2013 Cork Senior Football Championship
- Dates: 19 March 2013 – 13 October 2013
- Teams: 25
- Sponsor: Evening Echo
- Champions: Castlehaven (5th title) Seán Cahalane (captain) Finbarr Santry (manager)
- Runners-up: Nemo Rangers Steven O'Brien (manager)
- Relegated: Newmarket

Tournament statistics
- Matches played: 44
- Top scorer(s): Brian Hurley (3-47)

= 2013 Cork Senior Football Championship =

Gaelic football competition

The 2013 Cork Senior Football Championship was the 115th staging of the Cork Senior Football Championship since its establishment by the Cork County Board in 1887. The championship began on 19 March 2013 and ended on 13 October 2013.

Castlehaven entered the championship as the defending champions.

On 13 October 2013, Castlehaven won the championship following a 0-16 to 1-11 defeat of nemo Rangers in the final.
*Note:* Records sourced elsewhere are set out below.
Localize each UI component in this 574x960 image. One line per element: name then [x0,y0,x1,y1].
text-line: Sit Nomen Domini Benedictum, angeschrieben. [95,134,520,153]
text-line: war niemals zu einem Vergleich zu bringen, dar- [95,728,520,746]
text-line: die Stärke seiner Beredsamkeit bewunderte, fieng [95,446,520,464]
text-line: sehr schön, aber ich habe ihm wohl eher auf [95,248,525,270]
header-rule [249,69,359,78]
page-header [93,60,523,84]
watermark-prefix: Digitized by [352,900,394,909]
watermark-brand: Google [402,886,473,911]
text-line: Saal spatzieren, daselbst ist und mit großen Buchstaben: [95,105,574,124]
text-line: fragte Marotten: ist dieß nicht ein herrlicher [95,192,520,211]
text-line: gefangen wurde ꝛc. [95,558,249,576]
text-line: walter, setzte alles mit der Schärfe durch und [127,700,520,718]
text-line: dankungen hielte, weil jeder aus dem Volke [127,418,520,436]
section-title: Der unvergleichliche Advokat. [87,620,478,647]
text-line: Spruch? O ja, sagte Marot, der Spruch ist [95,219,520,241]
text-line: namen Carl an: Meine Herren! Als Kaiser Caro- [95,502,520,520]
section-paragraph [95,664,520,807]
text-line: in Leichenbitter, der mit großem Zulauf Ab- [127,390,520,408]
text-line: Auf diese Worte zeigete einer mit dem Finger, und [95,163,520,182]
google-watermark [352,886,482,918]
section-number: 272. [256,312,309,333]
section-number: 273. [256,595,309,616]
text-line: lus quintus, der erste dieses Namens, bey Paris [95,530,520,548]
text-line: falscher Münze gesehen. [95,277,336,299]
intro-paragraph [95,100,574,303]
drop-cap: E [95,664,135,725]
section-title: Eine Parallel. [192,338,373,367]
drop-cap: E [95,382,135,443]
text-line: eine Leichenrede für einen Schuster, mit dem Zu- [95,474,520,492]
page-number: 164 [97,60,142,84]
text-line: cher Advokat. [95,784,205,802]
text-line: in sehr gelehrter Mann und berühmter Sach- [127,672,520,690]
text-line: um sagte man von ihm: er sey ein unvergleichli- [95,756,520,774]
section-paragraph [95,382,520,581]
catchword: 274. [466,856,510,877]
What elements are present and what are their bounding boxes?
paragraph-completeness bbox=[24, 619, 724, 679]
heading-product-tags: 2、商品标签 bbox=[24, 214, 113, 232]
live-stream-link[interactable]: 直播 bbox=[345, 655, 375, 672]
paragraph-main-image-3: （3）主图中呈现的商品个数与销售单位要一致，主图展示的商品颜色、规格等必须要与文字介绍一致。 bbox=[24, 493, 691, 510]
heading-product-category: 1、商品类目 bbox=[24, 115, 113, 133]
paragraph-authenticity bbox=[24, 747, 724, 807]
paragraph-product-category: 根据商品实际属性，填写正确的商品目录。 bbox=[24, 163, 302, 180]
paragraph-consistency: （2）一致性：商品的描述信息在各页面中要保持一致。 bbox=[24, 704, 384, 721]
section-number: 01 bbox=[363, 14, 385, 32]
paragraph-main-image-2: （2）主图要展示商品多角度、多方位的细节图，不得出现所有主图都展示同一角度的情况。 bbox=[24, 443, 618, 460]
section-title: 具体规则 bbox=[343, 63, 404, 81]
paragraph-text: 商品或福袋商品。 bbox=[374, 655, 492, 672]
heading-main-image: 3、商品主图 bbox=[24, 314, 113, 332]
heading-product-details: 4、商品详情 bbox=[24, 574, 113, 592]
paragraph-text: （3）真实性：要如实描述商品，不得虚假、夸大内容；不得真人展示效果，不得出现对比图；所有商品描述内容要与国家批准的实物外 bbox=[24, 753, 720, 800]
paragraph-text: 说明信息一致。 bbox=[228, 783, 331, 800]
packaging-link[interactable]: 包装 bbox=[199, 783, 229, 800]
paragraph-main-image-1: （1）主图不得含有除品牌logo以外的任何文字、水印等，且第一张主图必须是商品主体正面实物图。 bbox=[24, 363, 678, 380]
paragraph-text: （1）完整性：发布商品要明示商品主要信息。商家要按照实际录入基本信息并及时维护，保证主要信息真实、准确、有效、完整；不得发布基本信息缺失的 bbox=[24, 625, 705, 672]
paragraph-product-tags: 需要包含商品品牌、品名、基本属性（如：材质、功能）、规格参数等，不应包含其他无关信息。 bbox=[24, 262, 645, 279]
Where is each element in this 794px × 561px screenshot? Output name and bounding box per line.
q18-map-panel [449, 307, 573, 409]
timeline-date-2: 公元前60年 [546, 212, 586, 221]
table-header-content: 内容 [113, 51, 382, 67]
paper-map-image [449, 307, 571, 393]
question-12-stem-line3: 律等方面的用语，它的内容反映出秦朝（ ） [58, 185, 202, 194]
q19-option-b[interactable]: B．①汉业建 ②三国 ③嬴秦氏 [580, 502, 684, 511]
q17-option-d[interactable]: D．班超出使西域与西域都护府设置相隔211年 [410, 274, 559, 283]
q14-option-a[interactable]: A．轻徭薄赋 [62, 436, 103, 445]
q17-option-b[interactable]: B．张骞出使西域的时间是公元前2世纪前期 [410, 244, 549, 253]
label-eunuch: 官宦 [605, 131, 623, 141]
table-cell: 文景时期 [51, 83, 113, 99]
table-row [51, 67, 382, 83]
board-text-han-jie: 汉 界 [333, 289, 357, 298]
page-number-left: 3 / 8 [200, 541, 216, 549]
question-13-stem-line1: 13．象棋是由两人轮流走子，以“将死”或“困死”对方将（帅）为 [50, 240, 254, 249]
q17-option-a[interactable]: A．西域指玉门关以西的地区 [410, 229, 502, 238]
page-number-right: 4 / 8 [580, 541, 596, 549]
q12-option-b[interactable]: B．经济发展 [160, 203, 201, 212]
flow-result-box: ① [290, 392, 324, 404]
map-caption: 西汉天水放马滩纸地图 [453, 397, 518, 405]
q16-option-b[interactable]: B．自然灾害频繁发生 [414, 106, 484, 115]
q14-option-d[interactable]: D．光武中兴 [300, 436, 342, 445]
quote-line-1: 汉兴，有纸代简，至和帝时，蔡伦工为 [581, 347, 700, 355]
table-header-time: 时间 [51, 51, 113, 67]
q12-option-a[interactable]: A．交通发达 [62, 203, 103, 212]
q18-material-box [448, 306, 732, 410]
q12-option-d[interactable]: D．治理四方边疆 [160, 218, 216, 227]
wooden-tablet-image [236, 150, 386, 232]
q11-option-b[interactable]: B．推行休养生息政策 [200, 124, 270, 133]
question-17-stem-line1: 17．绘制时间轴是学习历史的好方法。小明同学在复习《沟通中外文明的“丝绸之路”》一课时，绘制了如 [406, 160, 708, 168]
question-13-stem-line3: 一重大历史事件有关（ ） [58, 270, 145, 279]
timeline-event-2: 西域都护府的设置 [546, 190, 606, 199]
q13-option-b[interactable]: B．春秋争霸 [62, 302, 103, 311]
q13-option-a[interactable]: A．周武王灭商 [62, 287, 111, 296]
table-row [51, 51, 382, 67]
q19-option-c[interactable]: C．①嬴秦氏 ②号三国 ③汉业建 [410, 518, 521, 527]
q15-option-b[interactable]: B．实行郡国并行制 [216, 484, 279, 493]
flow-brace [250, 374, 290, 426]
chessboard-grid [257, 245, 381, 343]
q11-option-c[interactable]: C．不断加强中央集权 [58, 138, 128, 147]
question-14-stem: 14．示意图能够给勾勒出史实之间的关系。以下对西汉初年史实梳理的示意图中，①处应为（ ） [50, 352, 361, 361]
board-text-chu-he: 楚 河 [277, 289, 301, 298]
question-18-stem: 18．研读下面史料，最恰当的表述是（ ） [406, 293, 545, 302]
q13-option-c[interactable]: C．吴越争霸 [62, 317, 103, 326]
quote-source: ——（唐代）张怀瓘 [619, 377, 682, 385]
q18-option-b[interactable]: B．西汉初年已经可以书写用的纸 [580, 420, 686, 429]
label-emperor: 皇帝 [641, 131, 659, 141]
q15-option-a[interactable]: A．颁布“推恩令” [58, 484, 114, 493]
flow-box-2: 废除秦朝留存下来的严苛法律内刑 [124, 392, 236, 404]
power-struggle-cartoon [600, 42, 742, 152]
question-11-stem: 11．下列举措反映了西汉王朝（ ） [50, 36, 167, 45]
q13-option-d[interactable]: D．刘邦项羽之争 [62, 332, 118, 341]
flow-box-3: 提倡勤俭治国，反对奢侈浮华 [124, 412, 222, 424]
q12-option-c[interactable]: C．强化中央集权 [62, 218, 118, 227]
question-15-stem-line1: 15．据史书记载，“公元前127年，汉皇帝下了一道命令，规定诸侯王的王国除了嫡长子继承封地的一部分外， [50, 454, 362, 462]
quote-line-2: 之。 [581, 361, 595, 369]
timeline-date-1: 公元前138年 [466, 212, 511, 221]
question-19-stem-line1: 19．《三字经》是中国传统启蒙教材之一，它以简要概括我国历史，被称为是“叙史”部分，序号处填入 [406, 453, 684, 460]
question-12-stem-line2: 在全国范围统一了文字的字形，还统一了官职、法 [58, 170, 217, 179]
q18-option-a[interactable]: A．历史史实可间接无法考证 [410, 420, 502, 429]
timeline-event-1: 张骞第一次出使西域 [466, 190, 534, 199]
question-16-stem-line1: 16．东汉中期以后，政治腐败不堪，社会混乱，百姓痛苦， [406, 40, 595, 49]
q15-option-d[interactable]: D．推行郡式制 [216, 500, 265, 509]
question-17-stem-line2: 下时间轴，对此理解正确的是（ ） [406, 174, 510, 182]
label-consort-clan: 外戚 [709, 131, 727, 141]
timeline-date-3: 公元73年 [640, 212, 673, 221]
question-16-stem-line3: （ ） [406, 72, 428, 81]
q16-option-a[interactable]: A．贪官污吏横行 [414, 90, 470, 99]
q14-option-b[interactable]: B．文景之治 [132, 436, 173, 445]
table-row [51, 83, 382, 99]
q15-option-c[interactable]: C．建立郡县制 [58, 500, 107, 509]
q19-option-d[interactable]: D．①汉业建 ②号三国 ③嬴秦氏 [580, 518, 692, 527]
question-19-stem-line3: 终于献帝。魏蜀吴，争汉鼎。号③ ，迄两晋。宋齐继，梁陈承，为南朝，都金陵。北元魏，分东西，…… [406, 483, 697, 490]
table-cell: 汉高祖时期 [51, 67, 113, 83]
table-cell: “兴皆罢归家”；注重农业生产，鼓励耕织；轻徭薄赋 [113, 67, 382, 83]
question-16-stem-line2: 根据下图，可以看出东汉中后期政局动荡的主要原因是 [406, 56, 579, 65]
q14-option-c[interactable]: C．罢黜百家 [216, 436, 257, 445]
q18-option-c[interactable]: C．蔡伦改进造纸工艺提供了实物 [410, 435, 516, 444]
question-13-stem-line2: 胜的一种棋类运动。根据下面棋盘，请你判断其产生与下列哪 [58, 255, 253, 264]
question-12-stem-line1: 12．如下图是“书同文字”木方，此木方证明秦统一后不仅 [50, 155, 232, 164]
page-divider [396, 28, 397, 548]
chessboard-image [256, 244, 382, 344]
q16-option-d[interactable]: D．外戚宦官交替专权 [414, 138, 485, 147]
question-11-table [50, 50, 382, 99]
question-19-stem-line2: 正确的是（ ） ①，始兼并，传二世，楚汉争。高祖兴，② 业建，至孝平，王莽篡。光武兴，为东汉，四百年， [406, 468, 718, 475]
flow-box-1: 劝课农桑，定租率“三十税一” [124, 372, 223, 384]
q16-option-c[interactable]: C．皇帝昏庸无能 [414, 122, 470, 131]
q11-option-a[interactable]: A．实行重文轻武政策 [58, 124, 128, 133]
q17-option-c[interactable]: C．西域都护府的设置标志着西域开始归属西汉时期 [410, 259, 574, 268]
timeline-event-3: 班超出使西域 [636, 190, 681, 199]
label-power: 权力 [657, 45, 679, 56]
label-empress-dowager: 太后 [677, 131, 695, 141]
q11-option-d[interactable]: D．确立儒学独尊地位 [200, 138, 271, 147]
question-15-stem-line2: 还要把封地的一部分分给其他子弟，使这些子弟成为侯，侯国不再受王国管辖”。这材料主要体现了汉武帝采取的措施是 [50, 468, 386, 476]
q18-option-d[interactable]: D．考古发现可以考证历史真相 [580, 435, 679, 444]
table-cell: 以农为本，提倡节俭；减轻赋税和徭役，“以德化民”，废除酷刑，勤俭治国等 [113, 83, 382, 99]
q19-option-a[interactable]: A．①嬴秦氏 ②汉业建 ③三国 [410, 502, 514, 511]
This was their 5th championship title overall and their second title in succession.

Castlehaven's Brian Hurley was the championship's top scorer with 3-47.

==Team changes==
===To Championship===

Promoted from the Cork Premier Intermediate Football Championship
- St. Vincent's

===From Championship===

Relegated to the Cork Premier Intermediate Football Championship
- Na Piarsaigh

==Championship statistics==
===Top scorers===

- Top scorers overall

| Rank | Player | Club | Tally | Total | Matches | Average |
| 1 | Brian Hurley | Castlehaven | 3-47 | 56 | 6 | 9.33 |
| 2 | Declan Barron | Carbery | 2-22 | 28 | 6 | 4.66 |
| 3 | Paul Kerrigan | Nemo Rangers | 1-20 | 23 | 6 | 3.83 |
| 4 | Mark Harrington | Douglas | 1-18 | 21 | 5 | 4.20 |
| 5 | Barry O'Driscoll | Nemo Rangers | 1-17 | 20 | 7 | 2.85 |
| John Hayes | Carbery Rangers | 0-20 | 20 | 3 | 6.66 |
| 6 | Daniel O'Donovan | Castlehaven | 0-19 | 19 | 5 | 3.80 |
| 7 | Denis Crowley | Bishopstown | 5-03 | 18 | 5 | 3.60 |
| Alan Sheehan | Dohenys | 3-09 | 18 | 5 | 3.60 |
| Cathal Vaughan | CIT | 1-15 | 18 | 3 | 6.00 |

- Top scorers in a single game

| Rank | Player | Club | Tally | Total | Opposition |
| 1 | Brian Hurley | Castlehaven | 0-12 | 12 | Nemo Rangers |
| 2 | Brian Hurley | Castlehaven | 2-05 | 11 | Nemo Rangers |
| 3 | Donal Óg Hodnett | O'Donovan Rossa | 0-10 | 10 | Dohenys |
| 4 | Sam Oakes | Bishopstown | 3-00 | 9 | Carnery Rangers |
| David Harrington | Beara | 2-03 | 9 | Carbery |
| Brian Hurley | Castlehaven | 1-06 | 9 | St. Vincent's |
| Brian Hurley | Castlehaven | 0-09 | 9 | Newcestown |
| 5 | Ronan Kennedy | Aghada | 2-02 | 8 | Ilen Rovers |
| Dan Mac Eoin | Ilen Rovers | 1-05 | 8 | Aghada |
| Cathal Vaughan | CIT | 1-05 | 8 | Bishopstown |
| John Hayes | Carbery Rangers | 0-08 | 8 | St. Finbarr's |
| Brian Hurley | Castlehaven | 0-08 | 8 | Nemo Rangers |

==Miscellaneous==

- Castlehaven win back to back titles for the first time.